Now it is that I came to the great and terrible event of my life, which in its result turned me into a false witness and a fraud, and bound upon my spirit a weight of blood-guiltiness greater than a man is often called upon to bear. As I have not scrupled to show I have constitutional weaknesses – more, I am a sinner, I know it; I have sinned against the code of my profession, and have preached a doctrine I knew to be false, using all my skill and knowledge to confuse and pervert the minds of the ignorant.

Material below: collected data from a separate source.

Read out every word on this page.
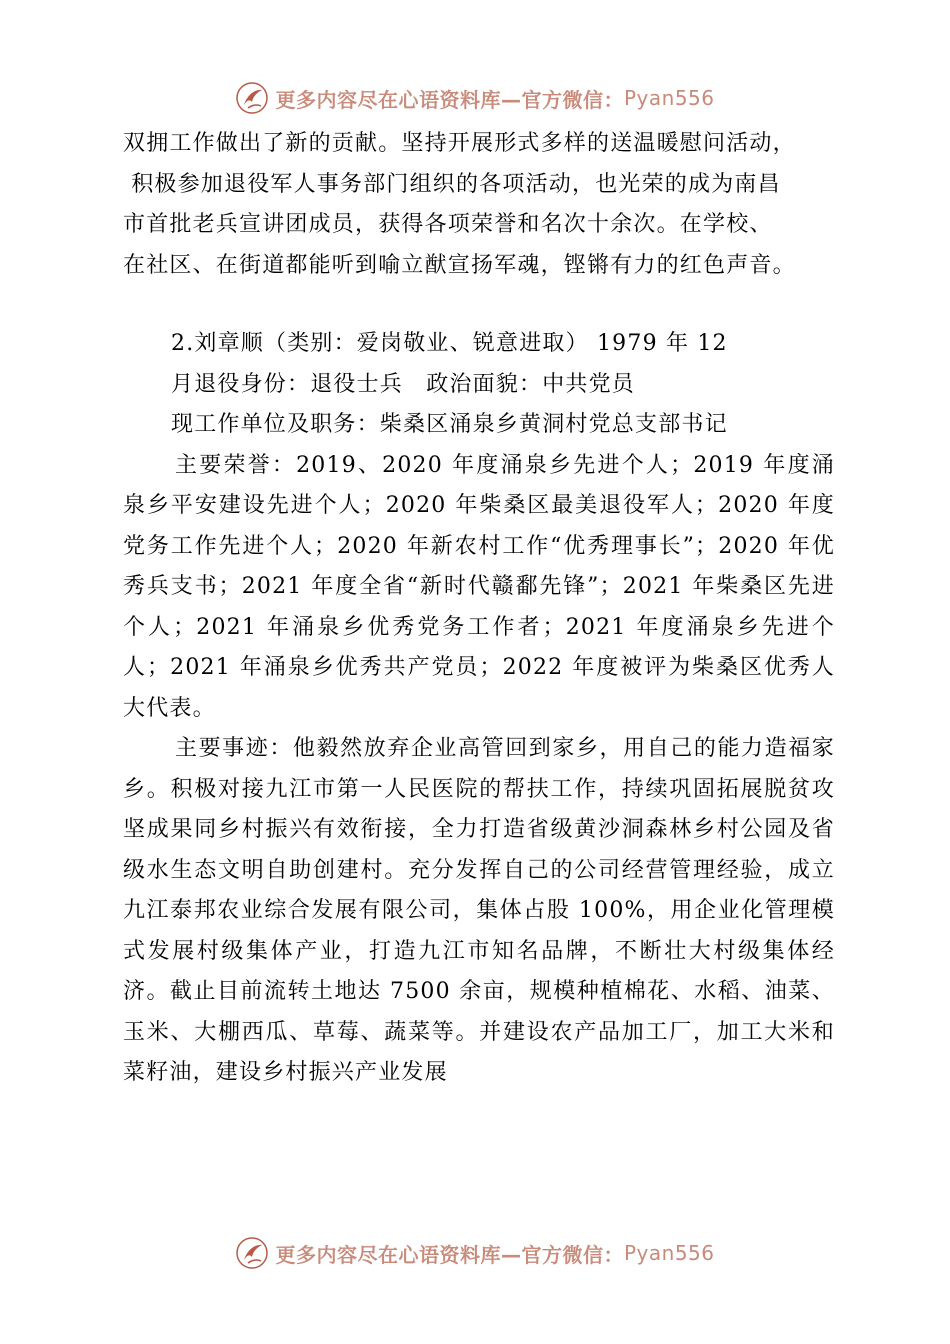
更多内容尽在心语资料库—官方微信： Pyan556

双拥工作做出了新的贡献。坚持开展形式多样的送温暖慰问活动，

积极参加退役军人事务部门组织的各项活动，也光荣的成为南昌

市首批老兵宣讲团成员，获得各项荣誉和名次十余次。在学校、

在社区、在街道都能听到喻立猷宣扬军魂，铿锵有力的红色声音。

2.刘章顺（类别：爱岗敬业、锐意进取） 1979 年 12

月退役身份：退役士兵　政治面貌：中共党员

现工作单位及职务：柴桑区涌泉乡黄洞村党总支部书记

主要荣誉：2019、2020 年度涌泉乡先进个人；2019 年度涌泉乡平安建设先进个人；2020 年柴桑区最美退役军人；2020 年度党务工作先进个人；2020 年新农村工作“优秀理事长”；2020 年优秀兵支书；2021 年度全省“新时代赣鄱先锋”；2021 年柴桑区先进个人；2021 年涌泉乡优秀党务工作者；2021 年度涌泉乡先进个人；2021 年涌泉乡优秀共产党员；2022 年度被评为柴桑区优秀人大代表。

主要事迹：他毅然放弃企业高管回到家乡，用自己的能力造福家乡。积极对接九江市第一人民医院的帮扶工作，持续巩固拓展脱贫攻坚成果同乡村振兴有效衔接，全力打造省级黄沙洞森林乡村公园及省级水生态文明自助创建村。充分发挥自己的公司经营管理经验，成立九江泰邦农业综合发展有限公司，集体占股 100%，用企业化管理模式发展村级集体产业，打造九江市知名品牌，不断壮大村级集体经济。截止目前流转土地达 7500 余亩，规模种植棉花、水稻、油菜、玉米、大棚西瓜、草莓、蔬菜等。并建设农产品加工厂，加工大米和菜籽油，建设乡村振兴产业发展

更多内容尽在心语资料库—官方微信： Pyan556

And yet I am not altogether responsible for these sins, which in truth in the first place were forced upon me by shame and want and afterwards by the necessities of my ambition. Indeed, in that dark and desperate road of deceit there is no room to turn; the step once taken can never be retraced.

But if I have sinned, how much greater is the crime of the man who swore away my honour and forced me through those gateways? Surely on his head and not on mine should rest the burden of my deeds; yet he prospered all his life, and I have been told that his death was happy and painless. This man’s career furnishes one of the few arguments that to my sceptical mind suggest the existence of a place of future reward and punishment, for how is it possible that so great a villain should reap no fruit from his rich sowing of villainy? If it is possible, then verily this world is the real hell wherein the wicked are lords and the good their helpless and hopeless slaves.

* * *

Emma Becker when she became my wife brought with her a small dowry of about five thousand dollars, or a thousand pounds, and this sum we both agreed would be best spent in starting me in professional life. It was scarcely sufficient to enable me to buy a practice of the class which I desired, so I determined that I would set to work to build one up, as with my ability and record I was certain that I could do. By preference, I should have wished to begin in London, but there the avenue to success is choked, and I had not the means to wait until by skill and hard work I could force my way along it.